In sintesi secondo il Tribunale è del tutto evidente che ciò che viene contestato agli indagati è
quello di avere progressivamente sottratto risorse immobiliari e finanziarie alla fallita sotto
l’abile e attenta regia del BALINI, al cui arricchimento personale miravano le condotte
delittuose consumate da lui e dagli altri indagati. Non c’è stata un’associazione finalizzata alla
consumazione di più reati di bancarotta, coinvolgenti più società, o alla consumazione di
ulteriori reati; neppure la complessità della struttura e degli strumenti societari utilizzati allo
scopo, secondo i giudici di merito, modifica i termini della questione rimanendo sempre unico il
reato-fine per la cui realizzazione sarebbe stata costituita l’associazione e non risultando
almeno nei termini dell’attuale contestazione che la struttura individuata dal pubblico ministero
e dal giudice per le indagini preliminari nella compagine societaria facente capo al BALINI fosse
stata ideata come destinata a sopravvivere alla realizzazione del fine ultimo dell’associazione:
1

ossia la spoliazione della Attività Turistiche Imprenditoriali S.r.l. e alla consumazione di altri
reati.

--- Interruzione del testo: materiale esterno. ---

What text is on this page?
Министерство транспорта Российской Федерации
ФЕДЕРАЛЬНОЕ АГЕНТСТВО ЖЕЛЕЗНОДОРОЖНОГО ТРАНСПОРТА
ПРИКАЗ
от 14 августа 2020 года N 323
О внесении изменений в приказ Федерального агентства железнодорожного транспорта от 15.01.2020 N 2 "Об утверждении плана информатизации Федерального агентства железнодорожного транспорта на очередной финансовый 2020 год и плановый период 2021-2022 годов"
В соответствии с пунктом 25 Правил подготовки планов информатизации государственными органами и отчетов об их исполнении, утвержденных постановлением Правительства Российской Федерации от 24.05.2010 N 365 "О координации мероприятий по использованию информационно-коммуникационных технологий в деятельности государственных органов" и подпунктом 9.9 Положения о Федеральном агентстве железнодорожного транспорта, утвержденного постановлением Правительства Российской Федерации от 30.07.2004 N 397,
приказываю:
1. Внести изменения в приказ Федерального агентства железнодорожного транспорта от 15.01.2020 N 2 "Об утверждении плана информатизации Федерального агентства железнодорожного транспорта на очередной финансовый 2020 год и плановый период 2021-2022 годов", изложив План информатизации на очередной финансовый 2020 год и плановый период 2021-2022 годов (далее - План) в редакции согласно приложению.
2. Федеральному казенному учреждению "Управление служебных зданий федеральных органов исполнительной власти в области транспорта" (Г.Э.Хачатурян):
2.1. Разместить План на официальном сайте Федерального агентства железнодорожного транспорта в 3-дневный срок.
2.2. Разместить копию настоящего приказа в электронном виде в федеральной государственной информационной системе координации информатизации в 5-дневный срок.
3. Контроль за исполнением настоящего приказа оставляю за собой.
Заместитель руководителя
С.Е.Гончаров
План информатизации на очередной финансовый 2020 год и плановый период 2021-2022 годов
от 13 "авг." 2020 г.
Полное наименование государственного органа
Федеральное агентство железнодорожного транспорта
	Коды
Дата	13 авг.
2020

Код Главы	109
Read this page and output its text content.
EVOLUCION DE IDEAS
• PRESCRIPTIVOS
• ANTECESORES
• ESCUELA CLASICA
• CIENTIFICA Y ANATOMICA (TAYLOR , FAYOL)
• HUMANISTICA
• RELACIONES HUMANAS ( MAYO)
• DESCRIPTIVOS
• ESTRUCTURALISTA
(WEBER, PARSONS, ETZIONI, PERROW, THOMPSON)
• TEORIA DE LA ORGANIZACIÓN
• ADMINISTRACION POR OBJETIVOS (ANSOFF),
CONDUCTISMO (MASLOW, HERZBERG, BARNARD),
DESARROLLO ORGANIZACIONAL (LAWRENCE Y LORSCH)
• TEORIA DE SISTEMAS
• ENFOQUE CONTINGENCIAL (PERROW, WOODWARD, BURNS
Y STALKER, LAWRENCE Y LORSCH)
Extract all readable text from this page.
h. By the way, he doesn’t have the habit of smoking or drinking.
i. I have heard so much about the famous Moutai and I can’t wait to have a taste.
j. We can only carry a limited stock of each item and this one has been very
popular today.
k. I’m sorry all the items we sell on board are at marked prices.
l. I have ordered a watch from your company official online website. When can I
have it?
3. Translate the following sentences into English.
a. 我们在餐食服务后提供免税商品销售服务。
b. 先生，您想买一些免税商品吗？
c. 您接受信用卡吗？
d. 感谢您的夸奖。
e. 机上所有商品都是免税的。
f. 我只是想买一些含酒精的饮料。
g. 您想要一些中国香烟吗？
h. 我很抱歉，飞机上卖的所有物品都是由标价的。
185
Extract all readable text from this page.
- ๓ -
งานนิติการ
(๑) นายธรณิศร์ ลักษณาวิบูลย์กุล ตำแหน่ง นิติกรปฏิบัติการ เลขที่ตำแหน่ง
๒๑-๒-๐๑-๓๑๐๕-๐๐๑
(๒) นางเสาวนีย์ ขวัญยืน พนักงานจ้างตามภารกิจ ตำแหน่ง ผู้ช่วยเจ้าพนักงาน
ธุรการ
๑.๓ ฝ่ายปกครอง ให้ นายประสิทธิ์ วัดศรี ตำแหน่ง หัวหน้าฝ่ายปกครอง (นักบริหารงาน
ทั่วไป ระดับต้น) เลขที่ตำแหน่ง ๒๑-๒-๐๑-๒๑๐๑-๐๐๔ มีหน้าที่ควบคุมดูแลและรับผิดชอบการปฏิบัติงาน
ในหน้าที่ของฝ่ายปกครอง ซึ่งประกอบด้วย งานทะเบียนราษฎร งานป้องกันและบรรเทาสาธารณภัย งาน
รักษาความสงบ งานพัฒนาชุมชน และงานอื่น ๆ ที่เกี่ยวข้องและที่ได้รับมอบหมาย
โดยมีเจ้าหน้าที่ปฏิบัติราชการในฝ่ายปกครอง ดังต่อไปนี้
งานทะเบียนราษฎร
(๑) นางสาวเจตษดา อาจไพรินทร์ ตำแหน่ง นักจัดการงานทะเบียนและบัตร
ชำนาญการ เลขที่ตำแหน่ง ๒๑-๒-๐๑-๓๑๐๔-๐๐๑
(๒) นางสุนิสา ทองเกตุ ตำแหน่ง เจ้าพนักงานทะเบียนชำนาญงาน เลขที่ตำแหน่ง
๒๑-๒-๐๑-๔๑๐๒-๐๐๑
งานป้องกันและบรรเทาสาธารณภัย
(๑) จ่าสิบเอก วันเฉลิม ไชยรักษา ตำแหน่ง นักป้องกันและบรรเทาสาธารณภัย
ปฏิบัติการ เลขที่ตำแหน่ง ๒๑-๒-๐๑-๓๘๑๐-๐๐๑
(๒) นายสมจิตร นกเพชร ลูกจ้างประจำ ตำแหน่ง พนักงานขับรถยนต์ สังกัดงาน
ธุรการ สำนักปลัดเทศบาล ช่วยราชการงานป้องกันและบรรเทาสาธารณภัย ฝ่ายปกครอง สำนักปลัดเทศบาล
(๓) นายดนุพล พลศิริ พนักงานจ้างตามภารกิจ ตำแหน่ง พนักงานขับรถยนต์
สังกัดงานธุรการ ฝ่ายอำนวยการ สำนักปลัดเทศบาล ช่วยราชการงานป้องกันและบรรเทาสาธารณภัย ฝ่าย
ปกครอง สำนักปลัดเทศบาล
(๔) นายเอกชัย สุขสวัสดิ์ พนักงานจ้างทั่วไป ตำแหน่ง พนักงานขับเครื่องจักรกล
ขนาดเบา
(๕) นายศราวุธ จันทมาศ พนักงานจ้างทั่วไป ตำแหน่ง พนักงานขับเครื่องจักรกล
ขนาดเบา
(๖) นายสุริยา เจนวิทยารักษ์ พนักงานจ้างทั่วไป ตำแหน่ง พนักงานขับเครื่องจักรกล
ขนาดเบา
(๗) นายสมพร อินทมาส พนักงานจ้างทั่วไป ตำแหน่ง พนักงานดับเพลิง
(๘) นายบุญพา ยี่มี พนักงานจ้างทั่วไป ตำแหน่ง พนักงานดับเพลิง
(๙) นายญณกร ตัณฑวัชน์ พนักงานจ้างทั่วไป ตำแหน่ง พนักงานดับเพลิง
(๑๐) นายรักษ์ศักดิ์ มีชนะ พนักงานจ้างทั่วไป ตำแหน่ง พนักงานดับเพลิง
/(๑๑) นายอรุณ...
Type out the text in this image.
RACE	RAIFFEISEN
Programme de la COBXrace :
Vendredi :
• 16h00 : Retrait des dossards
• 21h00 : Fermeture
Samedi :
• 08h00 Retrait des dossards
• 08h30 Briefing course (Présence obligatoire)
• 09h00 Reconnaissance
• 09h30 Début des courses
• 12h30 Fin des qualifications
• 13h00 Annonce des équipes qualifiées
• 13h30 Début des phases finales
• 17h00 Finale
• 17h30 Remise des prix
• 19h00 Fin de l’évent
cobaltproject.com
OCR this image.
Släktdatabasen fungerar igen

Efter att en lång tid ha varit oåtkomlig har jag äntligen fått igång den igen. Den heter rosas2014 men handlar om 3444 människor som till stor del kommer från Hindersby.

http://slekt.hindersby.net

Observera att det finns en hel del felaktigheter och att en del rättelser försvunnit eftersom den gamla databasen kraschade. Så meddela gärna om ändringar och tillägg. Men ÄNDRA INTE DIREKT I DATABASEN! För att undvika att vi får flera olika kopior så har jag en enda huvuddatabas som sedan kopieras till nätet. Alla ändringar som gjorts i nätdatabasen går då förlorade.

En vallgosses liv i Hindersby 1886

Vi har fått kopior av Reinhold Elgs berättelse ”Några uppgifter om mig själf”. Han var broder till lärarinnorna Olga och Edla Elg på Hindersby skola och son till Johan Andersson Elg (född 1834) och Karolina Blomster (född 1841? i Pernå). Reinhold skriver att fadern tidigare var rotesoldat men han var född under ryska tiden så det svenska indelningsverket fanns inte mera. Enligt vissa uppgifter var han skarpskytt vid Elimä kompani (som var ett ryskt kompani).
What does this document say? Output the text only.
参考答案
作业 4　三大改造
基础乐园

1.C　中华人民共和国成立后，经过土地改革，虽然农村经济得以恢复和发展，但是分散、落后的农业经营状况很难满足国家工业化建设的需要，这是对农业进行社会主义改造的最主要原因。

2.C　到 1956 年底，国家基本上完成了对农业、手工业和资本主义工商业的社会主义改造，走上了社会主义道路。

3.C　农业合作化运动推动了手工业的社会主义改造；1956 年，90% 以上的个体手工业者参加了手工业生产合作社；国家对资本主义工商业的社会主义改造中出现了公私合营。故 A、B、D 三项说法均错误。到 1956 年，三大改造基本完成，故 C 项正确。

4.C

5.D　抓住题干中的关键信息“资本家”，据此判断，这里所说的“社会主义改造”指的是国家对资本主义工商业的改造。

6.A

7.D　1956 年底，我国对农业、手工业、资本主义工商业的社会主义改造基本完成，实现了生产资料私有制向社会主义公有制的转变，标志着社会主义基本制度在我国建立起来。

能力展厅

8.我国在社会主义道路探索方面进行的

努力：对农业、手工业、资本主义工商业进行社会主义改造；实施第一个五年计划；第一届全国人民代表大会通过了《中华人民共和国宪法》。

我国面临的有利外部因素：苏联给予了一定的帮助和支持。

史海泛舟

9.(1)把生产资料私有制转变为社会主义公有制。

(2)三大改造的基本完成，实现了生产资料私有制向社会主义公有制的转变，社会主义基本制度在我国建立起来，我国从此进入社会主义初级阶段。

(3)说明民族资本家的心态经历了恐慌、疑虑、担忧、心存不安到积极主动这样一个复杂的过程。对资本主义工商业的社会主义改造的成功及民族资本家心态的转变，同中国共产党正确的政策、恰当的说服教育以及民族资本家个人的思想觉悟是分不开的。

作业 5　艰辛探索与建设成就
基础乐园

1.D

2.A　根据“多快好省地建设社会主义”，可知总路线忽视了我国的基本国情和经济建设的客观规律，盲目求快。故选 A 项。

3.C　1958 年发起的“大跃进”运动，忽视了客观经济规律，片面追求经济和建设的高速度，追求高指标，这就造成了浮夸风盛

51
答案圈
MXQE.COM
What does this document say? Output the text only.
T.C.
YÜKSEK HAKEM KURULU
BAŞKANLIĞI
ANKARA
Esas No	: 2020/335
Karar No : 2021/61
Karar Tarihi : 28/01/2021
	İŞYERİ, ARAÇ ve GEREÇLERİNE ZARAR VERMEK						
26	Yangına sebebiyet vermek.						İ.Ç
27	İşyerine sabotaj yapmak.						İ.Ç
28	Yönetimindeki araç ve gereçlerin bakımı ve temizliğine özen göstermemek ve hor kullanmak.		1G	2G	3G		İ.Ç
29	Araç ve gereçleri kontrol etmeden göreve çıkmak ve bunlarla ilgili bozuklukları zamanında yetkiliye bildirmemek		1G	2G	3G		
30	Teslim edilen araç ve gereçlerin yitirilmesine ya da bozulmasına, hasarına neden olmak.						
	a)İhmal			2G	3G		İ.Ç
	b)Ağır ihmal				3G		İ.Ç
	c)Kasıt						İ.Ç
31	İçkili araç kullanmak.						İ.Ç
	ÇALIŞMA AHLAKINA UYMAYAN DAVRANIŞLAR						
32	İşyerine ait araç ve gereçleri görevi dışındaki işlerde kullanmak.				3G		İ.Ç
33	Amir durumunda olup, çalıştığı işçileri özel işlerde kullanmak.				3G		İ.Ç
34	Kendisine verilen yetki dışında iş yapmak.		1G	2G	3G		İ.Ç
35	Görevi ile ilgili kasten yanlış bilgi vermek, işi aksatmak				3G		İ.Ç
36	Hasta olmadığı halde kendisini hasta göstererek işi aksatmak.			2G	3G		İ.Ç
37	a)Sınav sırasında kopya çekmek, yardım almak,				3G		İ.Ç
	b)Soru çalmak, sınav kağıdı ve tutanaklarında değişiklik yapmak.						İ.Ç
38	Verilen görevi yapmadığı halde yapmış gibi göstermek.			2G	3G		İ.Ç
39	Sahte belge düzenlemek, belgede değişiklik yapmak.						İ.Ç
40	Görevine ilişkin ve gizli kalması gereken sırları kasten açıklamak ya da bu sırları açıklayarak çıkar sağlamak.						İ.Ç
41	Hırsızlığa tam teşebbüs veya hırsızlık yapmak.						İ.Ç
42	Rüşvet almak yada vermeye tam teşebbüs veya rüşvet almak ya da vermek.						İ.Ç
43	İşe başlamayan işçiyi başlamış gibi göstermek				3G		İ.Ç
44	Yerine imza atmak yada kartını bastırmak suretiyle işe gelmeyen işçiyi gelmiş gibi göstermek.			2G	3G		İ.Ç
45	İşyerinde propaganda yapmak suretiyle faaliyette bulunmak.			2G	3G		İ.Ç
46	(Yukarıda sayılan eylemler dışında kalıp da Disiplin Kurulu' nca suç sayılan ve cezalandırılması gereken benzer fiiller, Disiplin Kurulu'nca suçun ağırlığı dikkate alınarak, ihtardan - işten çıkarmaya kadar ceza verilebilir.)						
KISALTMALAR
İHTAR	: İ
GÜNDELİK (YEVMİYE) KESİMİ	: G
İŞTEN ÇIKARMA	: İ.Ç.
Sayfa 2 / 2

Viene altresì sottolineato che non è un caso che la data di consumazione del reato
associativo (che non viene contestato come reato tuttora in corso) si identifica con la data di
consumazione del reato di bancarotta fraudolenta patrimoniale, ossia con la dichiarazione di
fallimento. Secondo il Tribunale non può neppure dirsi che tra i reati oggetto del presunto
programma criminoso vi fossero anche il riciclaggio e il reimpiego delle risorse finanziarie e
immobiliari sottratte alla fallita e ciò per vari ordini di motivi:
nel capo di imputazione non si fa riferimento ad attività ulteriori di riciclaggio e di
reimpiego del denaro e delle utilità provenienti dalla bancarotta fraudolenta, ma solo ad
un’appropriazione di detti beni da parte del BALINI, al quale i proventi delittuosi
vengono fatti confluire direttamente o indirettamente attraverso le numerose società a
lui riconducibili, ciò che in definitiva rappresenta elemento costitutivo del reato di
bancarotta fraudolenta;

il contestato riciclaggio di somme provenienti dal reato di cui al capo B) (bancarotta)
addebitato al CAPOGROSSI, astrattamente configurabile, secondo il Tribunale non
ricorre nel caso in esame essendo la contestato condotta di ripulitura del denaro e di
reimmissione nel circuito economico risalente al mese di ottobre 2007 e quindi
antecedente alla consumazione del reato di bancarotta fraudolenta e dello stesso reato
associativo che, come già evidenziato viene contestato come consumato alla data della
dichiarazione di fallimento, cioè il 17/4/2013. Inoltre al CAPOGROSSI era contestato di
avere ricevuto le somme illecitamente sottratte alla ATI srl che aveva trasferito alla
Brick Real Estate a titolo finanziamento soci per l’acquisto dell’immobile di via Bocche di
Bonifacio, dimora del BALINI utilizzandole, quale amministratore della Yokot Ltd. per
pagare il canone di locazione finanziaria di una lussuosa imbarcazione di fatto in uso al
BALINI. Veniva sottolineato che in tal modo il CAPOGROSSI aveva contribuito con il
dominus della fallenda a sottrarre risorse alla società. L’indagato era a conoscenza della
provenienza delle somme e della illecita sottrazione delle stesse da parte del BALINI ed
era pertanto da ritenere concorrente con il beneficiario finale dell’operazione ossia il
BALINI nella illecita distrazione di somme e altre utilità della ATI srl.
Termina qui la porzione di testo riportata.